November 30, 2011: “American Pastime”

November 30, 2011

There is this prejudice I just have to get over, and that is that I have it in my mind that I hate any film that has a sports orientation. Although a rather harmless one, and certainly only affecting me,  like most prejudices they exist only in the mind, have little to do with reality, and invariably limit growth. So, there were these two movies on the library shelf that I have been avoiding forever, even ‘tho I was pretty sure that a part of me would really like them. The first was “Invictus” that I saw last month. Loved it. C’mon. Morgan Freeman as Nelson Mandela? One of my most favorite poems in the title? Why did I wait so long? And, after that experience, why did I wait another month to try “American Pastime?” Why? Well, that’s the part of myself  I struggle with.

“American Pastime” begins as a an American utopia: it’s title sequence uses a blend of documentary footage of 1941 combined with movie stills to tell a quick story of a group of young integrated friends as they grow up in California. The movie starts as these friends are hanging out upstairs, talking about their loves: jazz, baseball, and their favorite movie stars. Their parents are downstairs organizing a cookout for them all. I love the quick pan of the food on the table where you get to see corn on the cob, spaghetti with sauce, and riceballs (and what I think is okonomiyaki!!!) all together on one table. This is an America that was supposed to be.

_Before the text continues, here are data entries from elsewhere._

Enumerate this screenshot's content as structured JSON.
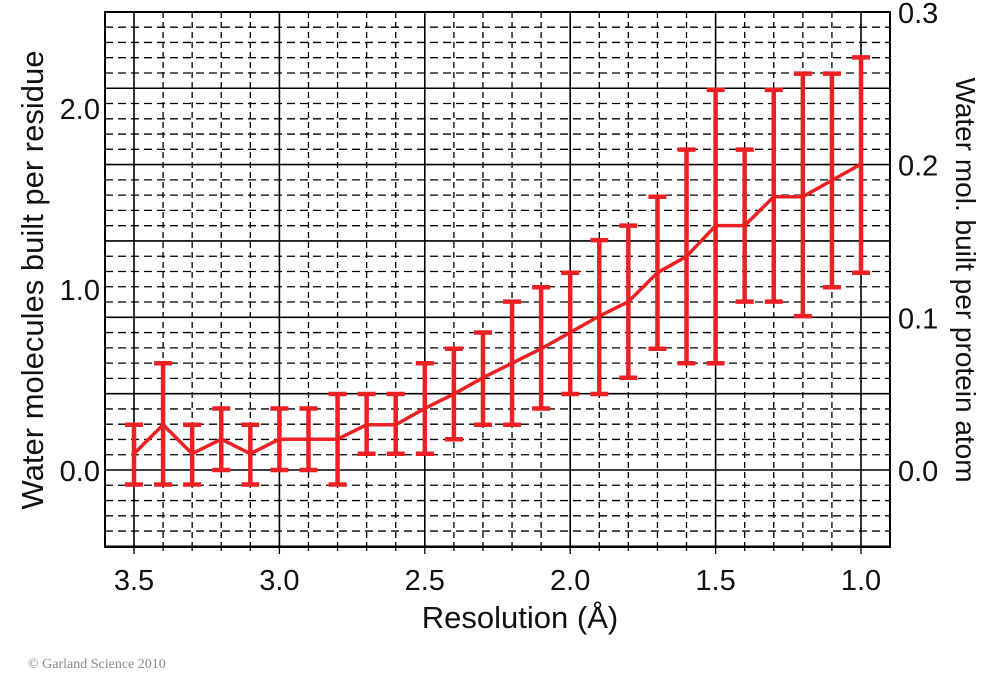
{
  "chart_data": {
    "type": "line",
    "title": "",
    "xlabel": "Resolution (Å)",
    "ylabel": "Water molecules built per residue",
    "ylabel_right": "Water mol. built per protein atom",
    "x_reversed": true,
    "xlim": [
      3.6,
      0.9
    ],
    "ylim": [
      -0.43,
      2.53
    ],
    "ylim_right": [
      -0.05,
      0.3
    ],
    "x_ticks": [
      "3.5",
      "3.0",
      "2.5",
      "2.0",
      "1.5",
      "1.0"
    ],
    "y_ticks_left": [
      "0.0",
      "1.0",
      "2.0"
    ],
    "y_ticks_right": [
      "0.0",
      "0.1",
      "0.2",
      "0.3"
    ],
    "grid": true,
    "series": [
      {
        "name": "Water molecules built per residue",
        "color": "#ED2024",
        "x": [
          3.5,
          3.4,
          3.3,
          3.2,
          3.1,
          3.0,
          2.9,
          2.8,
          2.7,
          2.6,
          2.5,
          2.4,
          2.3,
          2.2,
          2.1,
          2.0,
          1.9,
          1.8,
          1.7,
          1.6,
          1.5,
          1.4,
          1.3,
          1.2,
          1.1,
          1.0
        ],
        "values": [
          0.09,
          0.25,
          0.09,
          0.17,
          0.09,
          0.17,
          0.17,
          0.17,
          0.25,
          0.25,
          0.34,
          0.42,
          0.51,
          0.59,
          0.67,
          0.76,
          0.85,
          0.93,
          1.09,
          1.18,
          1.35,
          1.35,
          1.51,
          1.51,
          1.6,
          1.69
        ],
        "error_low": [
          -0.08,
          -0.08,
          -0.08,
          0.0,
          -0.08,
          0.0,
          0.0,
          -0.08,
          0.09,
          0.09,
          0.09,
          0.17,
          0.25,
          0.25,
          0.34,
          0.42,
          0.42,
          0.51,
          0.67,
          0.59,
          0.59,
          0.93,
          0.93,
          0.85,
          1.01,
          1.09
        ],
        "error_high": [
          0.25,
          0.59,
          0.25,
          0.34,
          0.25,
          0.34,
          0.34,
          0.42,
          0.42,
          0.42,
          0.59,
          0.67,
          0.76,
          0.93,
          1.01,
          1.09,
          1.27,
          1.35,
          1.51,
          1.77,
          2.1,
          1.77,
          2.1,
          2.19,
          2.19,
          2.28
        ]
      }
    ]
  },
  "labels": {
    "ylabel_left": "Water molecules built per residue",
    "ylabel_right": "Water mol. built per protein atom",
    "xlabel": "Resolution (Å)",
    "copyright": "© Garland Science 2010"
  }
}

Unfortunately, December 7th, 1941, the “Day of Infamy,” changed all of that.

Within the first few minutes of the film, the Nomura family (father, mother, and two teenage brothers) are packed up, along with 120,000 others of Japanese-Americans, told to sell all they own, and are shipped off inland, the Nomuras to Utah to be interred in the Topaz Relocation Center.

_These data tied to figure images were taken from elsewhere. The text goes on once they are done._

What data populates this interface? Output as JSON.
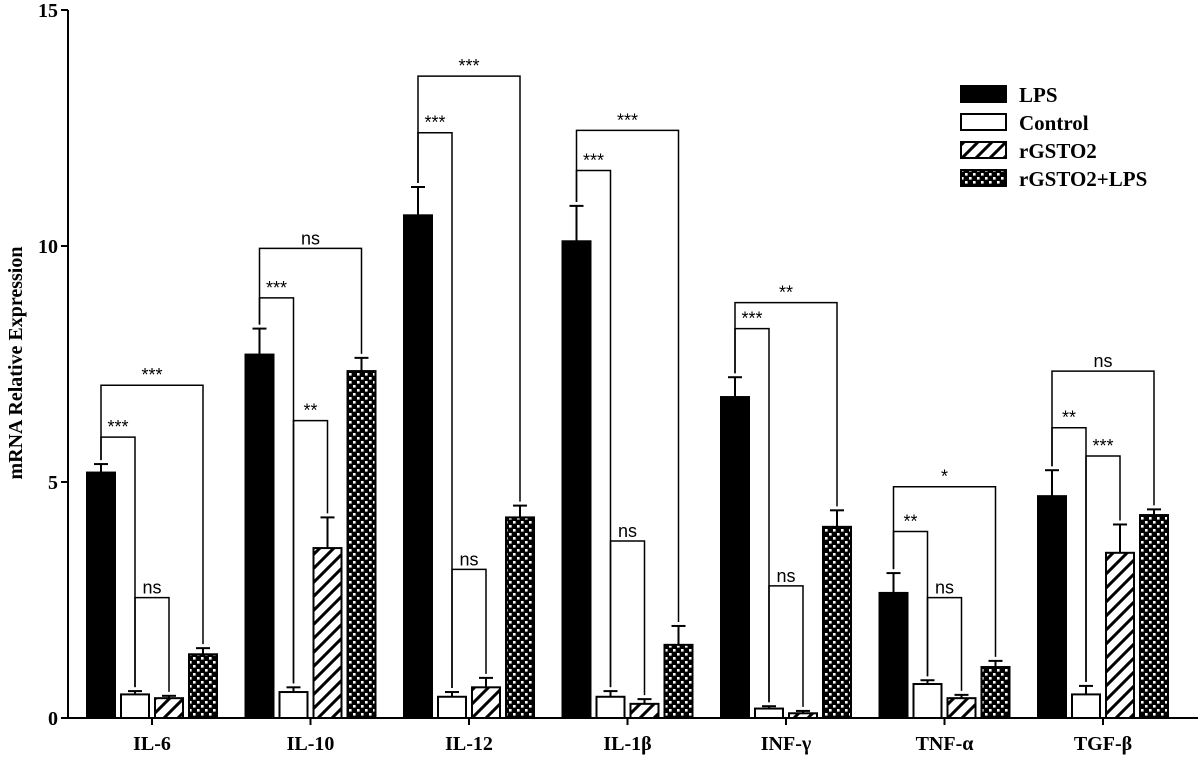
{
  "chart_data": {
    "type": "bar",
    "title": "",
    "xlabel": "",
    "ylabel": "mRNA Relative Expression",
    "ylim": [
      0,
      15
    ],
    "yticks": [
      0,
      5,
      10,
      15
    ],
    "grid": false,
    "legend_position": "top-right",
    "categories": [
      "IL-6",
      "IL-10",
      "IL-12",
      "IL-1β",
      "INF-γ",
      "TNF-α",
      "TGF-β"
    ],
    "series": [
      {
        "name": "LPS",
        "pattern": "solid",
        "color": "#000000",
        "values": [
          5.2,
          7.7,
          10.65,
          10.1,
          6.8,
          2.65,
          4.7
        ],
        "errors": [
          0.18,
          0.55,
          0.6,
          0.75,
          0.42,
          0.42,
          0.55
        ]
      },
      {
        "name": "Control",
        "pattern": "open",
        "color": "#ffffff",
        "values": [
          0.5,
          0.55,
          0.45,
          0.45,
          0.2,
          0.72,
          0.5
        ],
        "errors": [
          0.07,
          0.1,
          0.1,
          0.12,
          0.05,
          0.08,
          0.18
        ]
      },
      {
        "name": "rGSTO2",
        "pattern": "hatched",
        "color": "#ffffff",
        "values": [
          0.42,
          3.6,
          0.65,
          0.3,
          0.1,
          0.42,
          3.5
        ],
        "errors": [
          0.05,
          0.65,
          0.2,
          0.1,
          0.05,
          0.07,
          0.6
        ]
      },
      {
        "name": "rGSTO2+LPS",
        "pattern": "checkered",
        "color": "#000000",
        "values": [
          1.35,
          7.35,
          4.25,
          1.55,
          4.05,
          1.08,
          4.3
        ],
        "errors": [
          0.13,
          0.28,
          0.25,
          0.4,
          0.35,
          0.13,
          0.12
        ]
      }
    ],
    "significance": [
      {
        "category": 0,
        "from": 0,
        "to": 1,
        "level": 5.95,
        "label": "***"
      },
      {
        "category": 0,
        "from": 0,
        "to": 3,
        "level": 7.05,
        "label": "***"
      },
      {
        "category": 0,
        "from": 1,
        "to": 2,
        "level": 2.55,
        "label": "ns"
      },
      {
        "category": 1,
        "from": 0,
        "to": 1,
        "level": 8.9,
        "label": "***"
      },
      {
        "category": 1,
        "from": 0,
        "to": 3,
        "level": 9.95,
        "label": "ns"
      },
      {
        "category": 1,
        "from": 1,
        "to": 2,
        "level": 6.3,
        "label": "**"
      },
      {
        "category": 2,
        "from": 0,
        "to": 1,
        "level": 12.4,
        "label": "***"
      },
      {
        "category": 2,
        "from": 0,
        "to": 3,
        "level": 13.6,
        "label": "***"
      },
      {
        "category": 2,
        "from": 1,
        "to": 2,
        "level": 3.15,
        "label": "ns"
      },
      {
        "category": 3,
        "from": 0,
        "to": 1,
        "level": 11.6,
        "label": "***"
      },
      {
        "category": 3,
        "from": 0,
        "to": 3,
        "level": 12.45,
        "label": "***"
      },
      {
        "category": 3,
        "from": 1,
        "to": 2,
        "level": 3.75,
        "label": "ns"
      },
      {
        "category": 4,
        "from": 0,
        "to": 1,
        "level": 8.25,
        "label": "***"
      },
      {
        "category": 4,
        "from": 0,
        "to": 3,
        "level": 8.8,
        "label": "**"
      },
      {
        "category": 4,
        "from": 1,
        "to": 2,
        "level": 2.8,
        "label": "ns"
      },
      {
        "category": 5,
        "from": 0,
        "to": 1,
        "level": 3.95,
        "label": "**"
      },
      {
        "category": 5,
        "from": 0,
        "to": 3,
        "level": 4.9,
        "label": "*"
      },
      {
        "category": 5,
        "from": 1,
        "to": 2,
        "level": 2.55,
        "label": "ns"
      },
      {
        "category": 6,
        "from": 0,
        "to": 1,
        "level": 6.15,
        "label": "**"
      },
      {
        "category": 6,
        "from": 0,
        "to": 3,
        "level": 7.35,
        "label": "ns"
      },
      {
        "category": 6,
        "from": 1,
        "to": 2,
        "level": 5.55,
        "label": "***"
      }
    ]
  }
}
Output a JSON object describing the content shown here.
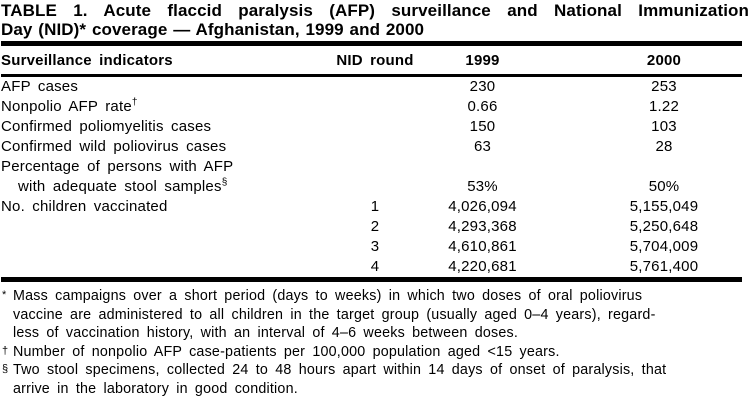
{
  "page": {
    "background": "#ffffff",
    "text_color": "#000000"
  },
  "table": {
    "title": {
      "line1": "TABLE 1. Acute flaccid paralysis (AFP) surveillance and National Immunization",
      "line2": "Day (NID)* coverage — Afghanistan, 1999 and 2000"
    },
    "columns": {
      "indicator": "Surveillance indicators",
      "nid_round": "NID round",
      "y1999": "1999",
      "y2000": "2000"
    },
    "rows": [
      {
        "label": "AFP cases",
        "nid": "",
        "v1999": "230",
        "v2000": "253"
      },
      {
        "label": "Nonpolio AFP rate",
        "marker": "†",
        "nid": "",
        "v1999": "0.66",
        "v2000": "1.22"
      },
      {
        "label": "Confirmed poliomyelitis cases",
        "nid": "",
        "v1999": "150",
        "v2000": "103"
      },
      {
        "label": "Confirmed wild poliovirus cases",
        "nid": "",
        "v1999": "63",
        "v2000": "28"
      },
      {
        "label": "Percentage of persons with AFP",
        "nid": "",
        "v1999": "",
        "v2000": ""
      },
      {
        "label": "with adequate stool samples",
        "marker": "§",
        "indent": true,
        "nid": "",
        "v1999": "53%",
        "v2000": "50%"
      },
      {
        "label": "No. children vaccinated",
        "nid": "1",
        "v1999": "4,026,094",
        "v2000": "5,155,049"
      },
      {
        "label": "",
        "nid": "2",
        "v1999": "4,293,368",
        "v2000": "5,250,648"
      },
      {
        "label": "",
        "nid": "3",
        "v1999": "4,610,861",
        "v2000": "5,704,009"
      },
      {
        "label": "",
        "nid": "4",
        "v1999": "4,220,681",
        "v2000": "5,761,400"
      }
    ],
    "footnotes": [
      {
        "marker": "*",
        "lines": [
          "Mass campaigns over a short period (days to weeks) in which two doses of oral poliovirus",
          "vaccine are administered to all children in the target group (usually aged 0–4 years), regard-",
          "less of vaccination history, with an interval of 4–6 weeks between doses."
        ]
      },
      {
        "marker": "†",
        "lines": [
          "Number of nonpolio AFP case-patients per 100,000 population aged <15 years."
        ]
      },
      {
        "marker": "§",
        "lines": [
          "Two stool specimens, collected 24 to 48 hours apart within 14 days of onset of paralysis, that",
          "arrive in the laboratory in good condition."
        ]
      }
    ]
  }
}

I’ve written about this black chapter of American history before in my article “Kiri’s Piano” and I readdress it here, because I still find it hard to believe that America interred it’s own citizens with no proof of collusion with an enemy. Yes, America was at war, but we were at war with the Germans and Italians at the same time, yet only Japanese-Americans were interred.

The Nomura family, along with their fellow internees, try to form a sense of normalcy in their new and rather bleak surroundings. The deal with the bigotry of not only their guards, but also a few of the townspeople, as they go into town to buy supplies to improve their camp. One of the things I like about “American Pastime” is that the bigotry is dealt with in a realistic way. They show people the way they really are: not every one of the townspeople is hostile, some of those who are, change to the better. Some will simply, never let go of their hatred. The bond that all the people have in common is the game. Baseball is the cultural glue of the American people and as long as you play well (physically and ethically) it doesn’t matter what your heritage is. Dignity and mutual respect can be achieved through excellence.

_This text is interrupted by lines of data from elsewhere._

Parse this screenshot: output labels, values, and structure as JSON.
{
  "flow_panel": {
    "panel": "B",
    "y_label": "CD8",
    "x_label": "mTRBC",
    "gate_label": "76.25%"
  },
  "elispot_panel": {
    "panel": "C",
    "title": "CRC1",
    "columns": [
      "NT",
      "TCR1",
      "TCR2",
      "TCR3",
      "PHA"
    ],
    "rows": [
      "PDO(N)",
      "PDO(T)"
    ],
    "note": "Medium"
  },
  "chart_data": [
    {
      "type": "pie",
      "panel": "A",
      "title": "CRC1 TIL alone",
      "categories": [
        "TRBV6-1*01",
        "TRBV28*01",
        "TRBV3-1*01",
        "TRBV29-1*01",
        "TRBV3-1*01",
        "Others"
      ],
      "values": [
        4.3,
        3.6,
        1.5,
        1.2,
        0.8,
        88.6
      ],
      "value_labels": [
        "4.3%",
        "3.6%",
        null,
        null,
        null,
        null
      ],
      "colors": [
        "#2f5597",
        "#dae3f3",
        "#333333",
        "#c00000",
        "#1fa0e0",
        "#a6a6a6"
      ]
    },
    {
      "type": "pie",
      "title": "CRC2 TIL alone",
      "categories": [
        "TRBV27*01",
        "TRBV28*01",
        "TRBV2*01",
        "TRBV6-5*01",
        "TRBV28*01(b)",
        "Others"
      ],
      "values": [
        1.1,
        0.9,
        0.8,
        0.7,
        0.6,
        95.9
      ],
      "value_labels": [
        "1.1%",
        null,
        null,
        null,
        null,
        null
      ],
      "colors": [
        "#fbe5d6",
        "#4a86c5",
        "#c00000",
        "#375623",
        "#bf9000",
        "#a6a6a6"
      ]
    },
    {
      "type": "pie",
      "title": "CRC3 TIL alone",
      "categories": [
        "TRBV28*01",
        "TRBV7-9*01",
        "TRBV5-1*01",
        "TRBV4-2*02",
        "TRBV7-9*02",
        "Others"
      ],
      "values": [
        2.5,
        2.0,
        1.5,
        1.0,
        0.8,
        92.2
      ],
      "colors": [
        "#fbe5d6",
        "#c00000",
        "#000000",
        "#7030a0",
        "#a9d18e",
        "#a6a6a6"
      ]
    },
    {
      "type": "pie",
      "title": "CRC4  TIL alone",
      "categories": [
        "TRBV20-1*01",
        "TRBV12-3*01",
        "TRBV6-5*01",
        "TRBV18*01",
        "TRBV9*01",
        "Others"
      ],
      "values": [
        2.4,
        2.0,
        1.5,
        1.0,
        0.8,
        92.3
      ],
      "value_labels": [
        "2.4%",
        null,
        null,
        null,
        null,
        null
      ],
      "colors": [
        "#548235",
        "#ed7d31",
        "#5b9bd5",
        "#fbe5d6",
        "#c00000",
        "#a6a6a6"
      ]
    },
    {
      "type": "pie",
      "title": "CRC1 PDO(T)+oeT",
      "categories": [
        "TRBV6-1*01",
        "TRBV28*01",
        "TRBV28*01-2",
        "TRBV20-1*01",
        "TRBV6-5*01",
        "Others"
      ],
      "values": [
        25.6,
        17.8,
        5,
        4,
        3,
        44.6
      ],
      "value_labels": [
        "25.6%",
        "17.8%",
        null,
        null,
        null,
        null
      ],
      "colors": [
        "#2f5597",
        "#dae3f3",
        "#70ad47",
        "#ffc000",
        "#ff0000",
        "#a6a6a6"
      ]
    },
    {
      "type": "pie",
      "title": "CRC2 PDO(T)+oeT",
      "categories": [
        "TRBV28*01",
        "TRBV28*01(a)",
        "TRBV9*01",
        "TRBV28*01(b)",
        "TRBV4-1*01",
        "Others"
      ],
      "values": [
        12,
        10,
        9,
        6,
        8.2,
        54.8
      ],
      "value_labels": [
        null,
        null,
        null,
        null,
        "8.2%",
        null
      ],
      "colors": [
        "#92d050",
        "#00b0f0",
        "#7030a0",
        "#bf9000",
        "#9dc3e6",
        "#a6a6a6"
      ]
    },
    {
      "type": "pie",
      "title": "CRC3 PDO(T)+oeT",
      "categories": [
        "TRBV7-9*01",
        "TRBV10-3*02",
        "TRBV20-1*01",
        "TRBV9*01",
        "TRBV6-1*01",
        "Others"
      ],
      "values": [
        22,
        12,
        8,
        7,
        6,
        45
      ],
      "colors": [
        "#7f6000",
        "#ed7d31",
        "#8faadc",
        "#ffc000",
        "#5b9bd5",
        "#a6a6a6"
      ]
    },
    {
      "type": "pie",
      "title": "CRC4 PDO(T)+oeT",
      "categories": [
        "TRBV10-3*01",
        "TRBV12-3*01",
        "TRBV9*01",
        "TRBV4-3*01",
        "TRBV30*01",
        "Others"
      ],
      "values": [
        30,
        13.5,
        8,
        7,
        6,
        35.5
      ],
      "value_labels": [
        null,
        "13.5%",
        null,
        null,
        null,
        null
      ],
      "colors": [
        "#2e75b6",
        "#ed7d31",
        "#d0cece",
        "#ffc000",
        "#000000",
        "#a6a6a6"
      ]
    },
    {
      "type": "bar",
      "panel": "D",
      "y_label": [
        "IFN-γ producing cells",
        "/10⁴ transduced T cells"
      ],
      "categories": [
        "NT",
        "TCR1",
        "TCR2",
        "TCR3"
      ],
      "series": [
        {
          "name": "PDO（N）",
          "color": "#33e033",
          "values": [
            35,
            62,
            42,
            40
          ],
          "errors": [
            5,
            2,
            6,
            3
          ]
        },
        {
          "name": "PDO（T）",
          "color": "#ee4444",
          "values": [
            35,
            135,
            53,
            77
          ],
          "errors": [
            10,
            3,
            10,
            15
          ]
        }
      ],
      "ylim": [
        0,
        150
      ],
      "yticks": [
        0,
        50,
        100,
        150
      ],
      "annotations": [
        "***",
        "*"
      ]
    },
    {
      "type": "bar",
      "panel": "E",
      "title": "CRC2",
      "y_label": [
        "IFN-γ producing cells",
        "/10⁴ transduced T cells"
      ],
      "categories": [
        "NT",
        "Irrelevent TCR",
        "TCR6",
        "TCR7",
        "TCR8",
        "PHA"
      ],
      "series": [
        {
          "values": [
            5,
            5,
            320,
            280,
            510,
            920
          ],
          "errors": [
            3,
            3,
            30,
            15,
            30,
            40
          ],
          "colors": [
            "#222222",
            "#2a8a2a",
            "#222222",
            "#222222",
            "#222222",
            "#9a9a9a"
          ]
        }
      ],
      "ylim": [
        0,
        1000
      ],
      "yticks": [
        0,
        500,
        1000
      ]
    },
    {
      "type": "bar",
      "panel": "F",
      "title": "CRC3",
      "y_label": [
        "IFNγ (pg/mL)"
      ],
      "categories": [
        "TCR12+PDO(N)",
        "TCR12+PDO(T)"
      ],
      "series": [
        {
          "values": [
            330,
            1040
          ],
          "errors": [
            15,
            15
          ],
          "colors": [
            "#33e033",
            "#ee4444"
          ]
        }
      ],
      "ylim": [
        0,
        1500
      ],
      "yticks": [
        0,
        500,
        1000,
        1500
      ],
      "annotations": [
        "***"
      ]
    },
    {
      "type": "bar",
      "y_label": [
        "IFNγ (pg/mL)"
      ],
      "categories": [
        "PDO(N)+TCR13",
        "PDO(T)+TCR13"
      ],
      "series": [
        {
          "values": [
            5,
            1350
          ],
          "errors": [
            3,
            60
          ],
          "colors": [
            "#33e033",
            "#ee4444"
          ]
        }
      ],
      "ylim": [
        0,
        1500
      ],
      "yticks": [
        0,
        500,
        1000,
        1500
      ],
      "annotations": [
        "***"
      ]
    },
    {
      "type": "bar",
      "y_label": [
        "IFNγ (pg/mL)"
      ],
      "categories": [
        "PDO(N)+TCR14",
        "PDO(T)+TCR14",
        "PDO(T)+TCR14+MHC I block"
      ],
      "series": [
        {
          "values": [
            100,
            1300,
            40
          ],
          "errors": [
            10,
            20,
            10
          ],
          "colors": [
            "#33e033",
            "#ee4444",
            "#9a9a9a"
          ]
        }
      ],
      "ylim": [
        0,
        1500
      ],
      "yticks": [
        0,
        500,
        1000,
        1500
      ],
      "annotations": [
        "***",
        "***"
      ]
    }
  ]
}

“American Pastime” is not a perfect movie. It tries a little too hard to stuff many worthwhile topics into the film: bigotry in time of war: issues between fathers and sons, between brothers, between lovers: all very noble topics, but a little too much for one film. Still if you like dramas based on real life, or (unlike me) have no issues with sports films, “American Pastime” could be the film for you.

Check out the “making of” part of the DVD. They interview some of the Japanese-American heroes of the 422nd Regimental Combat Team (the  most decorated in US Armed history.) They also interview the actors, and to quote one who sums up well the notion that dignity can come through a game says, “There are more important things in life, but sometimes it takes a game to understand them.”


One comment

  1. I’ll have to check this movie out! I remember going to baseball games in Osaka–baseball is a big deal over there

    Steve, just FYI, I nominated you for a Liebster Blog Award.